Ralph cracked it. We'd woken him. His ginger hair was tufted like a guinea pig's, his eyes were bleary, and he was shirtless. “Here for your film reel?” he said. “It's still in my safe. I'll—”

“No, Mr. Oliver,” I said, breathless. “Would you, um, show me the key to your motorcar?”


Show
it to you? Are you kidding me?”

“It's a—it's about a clue. About Ruby Simpkin's Model T. It's
ever
so important.”

He lifted an eyebrow.

“Hurry,” I said.

“Fine, fine.” He scratched the back of his head and padded away. In a moment, he was back, a small brass key dangling from his fingers on a narrow leather strap. “See?”

“Come closer,” I said.

He came closer. The key was stamped with the cursive word
Ford
.

I snatched the key and stampeded down the stairs. Berta huffed and puffed at my heels.

The Model T's engine would be cold, but there was no time to crank it. We slammed ourselves in, I started it up, and we peeled away from the curb.

Ralph leaned out a window. “Hey!” he shouted. “Where are you going?”

Berta poked her head out the passenger window, holding her hat with one hand. “To the factory in Brooklyn!”

I gunned the Model T around the corner. “Why did you tell him?” I said. “I don't want to see Mr. Oliver again. Ever.”

Berta settled into the seat. “You might change your mind.”

*   *   *

I nosed the motorcar through the traffic and over the Brooklyn Bridge while Berta inspected the city map.

“Oh my,” Berta murmured, her nose buried in the map. “Oh my, my, my.”

“What?” I sped around a delivery van.
“What?”

“Do you recall that Mrs. Wright had an address jotted on a sheet of paper on her desk, when we visited her Girdle Queen office on Tuesday?”

“Yes. Seventeen Wharfside. But what's that got to do with—? Oh! Don't tell me that—”

“Indeed, Mrs. Woodby. Wharfside is a road abutting the river. In Brooklyn. Go left after the bridge.

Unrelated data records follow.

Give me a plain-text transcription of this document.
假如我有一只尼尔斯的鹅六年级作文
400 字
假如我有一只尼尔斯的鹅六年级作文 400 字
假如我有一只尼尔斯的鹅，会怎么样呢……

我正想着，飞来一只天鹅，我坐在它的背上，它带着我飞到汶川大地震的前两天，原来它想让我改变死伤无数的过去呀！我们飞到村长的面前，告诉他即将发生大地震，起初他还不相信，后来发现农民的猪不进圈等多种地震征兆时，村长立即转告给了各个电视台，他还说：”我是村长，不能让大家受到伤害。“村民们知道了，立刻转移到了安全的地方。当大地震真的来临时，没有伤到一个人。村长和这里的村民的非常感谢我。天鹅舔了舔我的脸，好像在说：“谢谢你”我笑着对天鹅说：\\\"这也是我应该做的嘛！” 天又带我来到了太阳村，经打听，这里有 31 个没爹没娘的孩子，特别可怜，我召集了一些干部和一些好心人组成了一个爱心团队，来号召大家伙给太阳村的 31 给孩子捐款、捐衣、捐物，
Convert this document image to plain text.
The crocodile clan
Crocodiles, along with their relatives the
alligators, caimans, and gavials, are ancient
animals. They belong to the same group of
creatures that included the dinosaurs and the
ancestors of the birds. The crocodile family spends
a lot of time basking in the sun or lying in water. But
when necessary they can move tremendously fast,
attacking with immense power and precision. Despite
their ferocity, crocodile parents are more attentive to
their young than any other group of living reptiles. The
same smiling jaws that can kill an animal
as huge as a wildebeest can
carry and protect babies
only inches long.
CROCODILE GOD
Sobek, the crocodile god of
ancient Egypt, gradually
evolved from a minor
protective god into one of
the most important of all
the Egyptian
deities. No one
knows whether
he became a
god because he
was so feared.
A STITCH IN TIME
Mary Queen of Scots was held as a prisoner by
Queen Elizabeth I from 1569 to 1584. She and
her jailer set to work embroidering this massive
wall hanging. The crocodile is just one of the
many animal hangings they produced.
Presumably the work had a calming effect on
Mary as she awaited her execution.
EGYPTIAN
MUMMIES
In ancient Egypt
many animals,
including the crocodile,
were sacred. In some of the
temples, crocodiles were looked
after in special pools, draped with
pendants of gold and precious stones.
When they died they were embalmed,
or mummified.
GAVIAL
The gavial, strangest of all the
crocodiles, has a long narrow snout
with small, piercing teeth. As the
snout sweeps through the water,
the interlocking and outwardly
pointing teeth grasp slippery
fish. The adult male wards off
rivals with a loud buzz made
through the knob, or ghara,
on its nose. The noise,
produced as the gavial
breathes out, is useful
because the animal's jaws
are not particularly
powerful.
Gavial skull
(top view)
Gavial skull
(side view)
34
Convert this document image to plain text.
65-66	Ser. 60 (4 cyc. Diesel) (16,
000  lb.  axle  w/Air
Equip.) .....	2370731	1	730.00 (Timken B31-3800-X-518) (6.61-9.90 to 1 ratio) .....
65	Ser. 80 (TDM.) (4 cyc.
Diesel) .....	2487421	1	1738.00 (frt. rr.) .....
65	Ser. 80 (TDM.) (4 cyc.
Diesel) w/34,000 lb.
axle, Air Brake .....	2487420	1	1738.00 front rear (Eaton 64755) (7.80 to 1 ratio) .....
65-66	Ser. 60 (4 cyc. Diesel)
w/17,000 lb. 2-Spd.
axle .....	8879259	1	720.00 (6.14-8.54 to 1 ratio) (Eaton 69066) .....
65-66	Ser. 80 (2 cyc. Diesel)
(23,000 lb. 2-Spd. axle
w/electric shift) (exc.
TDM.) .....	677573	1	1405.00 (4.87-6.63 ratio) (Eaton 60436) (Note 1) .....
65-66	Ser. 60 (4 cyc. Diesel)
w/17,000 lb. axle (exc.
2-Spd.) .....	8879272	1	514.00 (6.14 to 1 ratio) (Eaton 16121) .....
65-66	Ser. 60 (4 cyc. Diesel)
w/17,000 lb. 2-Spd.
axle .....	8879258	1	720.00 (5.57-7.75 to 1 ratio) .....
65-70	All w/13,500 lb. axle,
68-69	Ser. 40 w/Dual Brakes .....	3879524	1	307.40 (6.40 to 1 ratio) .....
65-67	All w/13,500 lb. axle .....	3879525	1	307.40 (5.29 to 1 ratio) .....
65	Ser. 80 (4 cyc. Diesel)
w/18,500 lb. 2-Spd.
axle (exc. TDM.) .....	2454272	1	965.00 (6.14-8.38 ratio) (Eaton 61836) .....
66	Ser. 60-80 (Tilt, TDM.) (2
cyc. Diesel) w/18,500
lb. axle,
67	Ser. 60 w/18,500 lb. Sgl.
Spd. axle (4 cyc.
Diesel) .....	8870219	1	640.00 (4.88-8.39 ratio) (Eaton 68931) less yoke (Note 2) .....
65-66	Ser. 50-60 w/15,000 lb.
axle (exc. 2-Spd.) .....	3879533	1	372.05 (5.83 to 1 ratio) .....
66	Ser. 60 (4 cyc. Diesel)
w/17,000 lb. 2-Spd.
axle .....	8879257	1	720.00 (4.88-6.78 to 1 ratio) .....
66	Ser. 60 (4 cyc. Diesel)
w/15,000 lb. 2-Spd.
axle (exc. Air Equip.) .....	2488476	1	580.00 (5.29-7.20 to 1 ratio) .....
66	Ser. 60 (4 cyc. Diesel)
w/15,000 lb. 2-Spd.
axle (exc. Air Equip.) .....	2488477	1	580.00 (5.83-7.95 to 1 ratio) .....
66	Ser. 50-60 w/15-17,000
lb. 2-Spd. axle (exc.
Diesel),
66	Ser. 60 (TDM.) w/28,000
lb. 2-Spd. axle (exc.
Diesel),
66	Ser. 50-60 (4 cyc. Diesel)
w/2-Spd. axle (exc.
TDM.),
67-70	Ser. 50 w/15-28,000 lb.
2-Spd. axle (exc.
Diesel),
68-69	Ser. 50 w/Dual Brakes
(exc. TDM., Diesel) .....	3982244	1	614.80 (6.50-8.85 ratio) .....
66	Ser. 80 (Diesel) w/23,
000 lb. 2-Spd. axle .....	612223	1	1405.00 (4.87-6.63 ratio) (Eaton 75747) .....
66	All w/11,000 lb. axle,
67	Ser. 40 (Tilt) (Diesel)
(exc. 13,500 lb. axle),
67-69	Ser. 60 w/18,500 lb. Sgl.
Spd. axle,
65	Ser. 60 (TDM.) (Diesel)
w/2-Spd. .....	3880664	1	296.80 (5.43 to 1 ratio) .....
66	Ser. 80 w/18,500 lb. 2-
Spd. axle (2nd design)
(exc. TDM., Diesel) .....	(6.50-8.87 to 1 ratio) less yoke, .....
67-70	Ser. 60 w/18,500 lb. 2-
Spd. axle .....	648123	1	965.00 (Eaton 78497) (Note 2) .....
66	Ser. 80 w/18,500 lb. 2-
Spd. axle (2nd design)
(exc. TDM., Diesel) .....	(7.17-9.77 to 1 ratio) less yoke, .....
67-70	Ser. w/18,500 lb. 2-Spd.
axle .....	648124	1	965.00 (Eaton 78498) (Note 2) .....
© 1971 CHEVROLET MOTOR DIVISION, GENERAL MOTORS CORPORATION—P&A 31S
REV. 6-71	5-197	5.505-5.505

And, if you do not mind me saying so, let her rip.”

We zigged and zagged and found Wharfside, a desolate dirt street lined with swaybacked wooden buildings. The midday sun bounced off broken machinery. Across the river, Manhattan was a sparkling mirage.

I slowed the Model T to a chug. “These buildings don't look like the factory on the film. It was all white and gleaming, and had a big sign that said ‘Auntie Arbuckle's Pork and Beans.'” The only sign that wasn't too faded to read said
HENRY & SONS
. “Maybe the address on Eloise's desk has nothing to do with the factory we're looking for.”

“The pork and beans sign may have been erected only for the film,” Berta said, “and then removed. After all, the place we are searching for is being used for criminal purposes. It might not be a real factory.”

We drove along. We didn't see a soul, except for a bunch of seagulls squawking on abandoned sheds.

“Wait.” I slammed on the brakes. “There it is. Third building on the left.”

Berta had guessed correctly: The pork and beans sign was not there. But I recognized the pale concrete walls, the eerie lack of windows, and the ramp leading to the truck-sized wooden door.

“You are certain?” Berta asked.

“Yes. That's the ramp in the film.” My breath caught. “Someone's over there.”

“Oh dear,” Berta murmured. “It is Jimmy.”

“Jimmy the Ant?”

“He does
so
dislike that name. Mr. Fitzpatrick insists upon it, as he feels it gives Jimmy the proper air of menace. But Jimmy prefers to be—”

“Could we talk about this some other time?” I reversed the Model T and drove around a bend. I parked in a weedy lot. “What are we going to do?”